Das Schmerzempfinden ist von Mensch zu Mensch unterschiedlich. Beeinflussende Faktoren gibt es viele: "Etwa, wie man in der Familie mit Schmerz umgeht, genetische Parameter, die mitbestimmen, wie jene Enzyme im Organismus, die an der Verstoffwechselung von Medikamenten mitwirken, ausgebildet sind." Auch das Geschlecht spielt eine Rolle. Bekannt ist etwa, dass bei Frauen die Schmerzhemmung weniger ausgeprägt ist, Frauen leiden also leider mehr und öfter unter Schmerzen. Nicht zuletzt können auch psychische Erkrankungen, Depressionen oder Angsterkrankungen beispielsweise, das Schmerzempfinden verstärken. "All das macht Schmerz bei jedem Menschen individuell", fasst Stromer zusammen. 

Bei Patientinnen und Patienten mit komplexer Schmerzgeschichte ist eine multimodale, interdisziplinäre Therapie unabdingbar, betont Stromer. "Hier visieren wir eine bio-psycho-soziale Schmerztherapie an mit Psycho- und Physiotherapie begleitend zur Medikation."

Medikamentenengpässe in Österreich

Wenn Schmerzen sehr heftig sind, über längere Zeit andauern oder immer wiederkehren, sollte jedenfalls ärztlicher Rat eingeholt werden.

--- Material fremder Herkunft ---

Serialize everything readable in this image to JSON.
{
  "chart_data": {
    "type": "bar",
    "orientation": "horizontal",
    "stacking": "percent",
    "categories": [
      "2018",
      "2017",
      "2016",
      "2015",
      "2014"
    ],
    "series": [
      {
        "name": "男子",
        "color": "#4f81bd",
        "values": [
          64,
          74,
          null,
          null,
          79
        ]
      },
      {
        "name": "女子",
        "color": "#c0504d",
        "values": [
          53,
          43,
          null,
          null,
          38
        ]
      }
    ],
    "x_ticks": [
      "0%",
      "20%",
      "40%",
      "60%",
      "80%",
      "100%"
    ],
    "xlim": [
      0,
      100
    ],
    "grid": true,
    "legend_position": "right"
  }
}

Bei Kindern ist besondere Sorgfalt gefragt: "Kinder sind keine kleinen Erwachsenen und man muss sehr gut Bescheid wissen, wie viel Milligramm Wirkstoff pro Kilogramm Körpergewicht in welchen Zeitabständen möglich sind, damit es nicht zu Organschäden kommt." Auch bei hochbetagten Menschen müsse die Dosierung sehr sorgsam gewählt werden. 

Bei manchen Schmerzarzneien sind Generika erhältlich, die günstiger sind als Originalmedikamente. "Diese sollten an und für sich identisch wirksam sein", sagt Stromer. Seit geraumer Zeit stehe man in Österreich ohnehin vor dem Problem, "dass wir aufgrund eines Mangels an Schmerzpräparaten auf jede Art von Medikament zurückgreifen müssen, die den benötigten Wirkstoff enthalten". 

Grund für die Medikamentenengpässe sei unter anderen, "dass wir hierzulande Medikamente so billig wie möglich einkaufen wollen und Hersteller es dann vorziehen, Arzneien an andere Länder zu verkaufen, von denen sie mehr Geld dafür bekommen".